ふたつある格納庫のひとつは、外周をつかって戦闘機の展示をしていて、中心あたりは花火大会の場所取りみたいにひとがひしめいていた。もうひとつの格納庫では、遭難者救助のための専門装備をみせていた。

背中にプロペラがついていて、それを着て歩くことも、うつ伏せになったらヘリコプターみたいに空を飛ぶこともできるという、ごてごてした等身大スーツをみた。ブラックホークヘリコプターからミサイル装備をはずしているので優しいのです、みたいなパネル説明があるけど、いったいどこに軍用ヘリとの連続性があるのかまったくわからない。正規の装備というより子供向けの遊び心のようにもみえて、おかしなジョークとしてみればいいのか、ほんとうにこれで任務をするのか(できるのか?)まったく見通せなかった。隊員がそれを説明しているのをきいても、嘘みたいなコンセプトに納得することはできなくて、そうはいってもやたらに食い下がって変なひととおもわれるのも困りごとだから、消化不良のまま切り上げた。

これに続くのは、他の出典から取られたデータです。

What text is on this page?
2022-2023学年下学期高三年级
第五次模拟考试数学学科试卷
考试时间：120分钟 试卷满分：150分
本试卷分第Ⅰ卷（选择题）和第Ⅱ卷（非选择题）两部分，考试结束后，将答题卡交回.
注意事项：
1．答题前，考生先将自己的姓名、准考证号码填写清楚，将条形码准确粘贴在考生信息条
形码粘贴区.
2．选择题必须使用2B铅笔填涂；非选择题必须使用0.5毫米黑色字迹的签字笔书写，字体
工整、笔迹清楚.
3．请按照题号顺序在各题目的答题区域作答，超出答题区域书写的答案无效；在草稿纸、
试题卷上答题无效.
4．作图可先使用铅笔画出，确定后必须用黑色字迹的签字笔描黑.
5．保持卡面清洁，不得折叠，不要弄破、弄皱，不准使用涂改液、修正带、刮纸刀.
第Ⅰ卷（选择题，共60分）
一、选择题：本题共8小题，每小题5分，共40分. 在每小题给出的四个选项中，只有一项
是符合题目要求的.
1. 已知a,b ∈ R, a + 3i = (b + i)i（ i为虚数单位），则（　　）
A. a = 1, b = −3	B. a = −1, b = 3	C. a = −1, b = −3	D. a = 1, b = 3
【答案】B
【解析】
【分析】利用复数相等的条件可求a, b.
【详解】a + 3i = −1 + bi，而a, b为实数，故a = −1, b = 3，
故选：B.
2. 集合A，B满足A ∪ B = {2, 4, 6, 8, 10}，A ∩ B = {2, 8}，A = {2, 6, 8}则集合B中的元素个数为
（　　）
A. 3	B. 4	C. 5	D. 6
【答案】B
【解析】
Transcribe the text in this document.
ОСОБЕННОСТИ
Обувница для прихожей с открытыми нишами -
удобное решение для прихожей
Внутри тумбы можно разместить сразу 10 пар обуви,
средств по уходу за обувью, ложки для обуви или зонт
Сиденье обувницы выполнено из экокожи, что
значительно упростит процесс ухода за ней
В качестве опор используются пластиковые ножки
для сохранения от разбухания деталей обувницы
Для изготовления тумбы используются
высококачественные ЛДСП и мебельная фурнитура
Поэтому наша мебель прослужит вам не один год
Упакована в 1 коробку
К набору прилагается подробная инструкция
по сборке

戦闘機の訓練飛行をすこしながめて、巨大な人工物が空を横切って雷みたいな音を鳴らしていくのはハードロックとかメタル的な快楽があるのがわかった。戦闘機は空気を振動させるエネルギーを撒き散らして、こちらの足元、腹、手にもった空のペットボトルまでビリビリいわせた。かつてバイクのことはうるさいとしかおもわなかったのが、自分が乗るようになって耳を更新して、いつのまにか独特のエンジンの音をきくと浮足立つようになったみたいに、耳が飛行機のために馴致させられてきているのかも。いや、中野の空にだって飛行機が飛んで騒々しいことはあったし、もともといくらか慣れていたのかも。

三時間弱かけて、開放されている敷地をひととおりあるきまわって、お昼ごはんの時間にあわせてあるいて帰った。ひっきりなしに歩いて、余裕で一万歩をかぞえていた。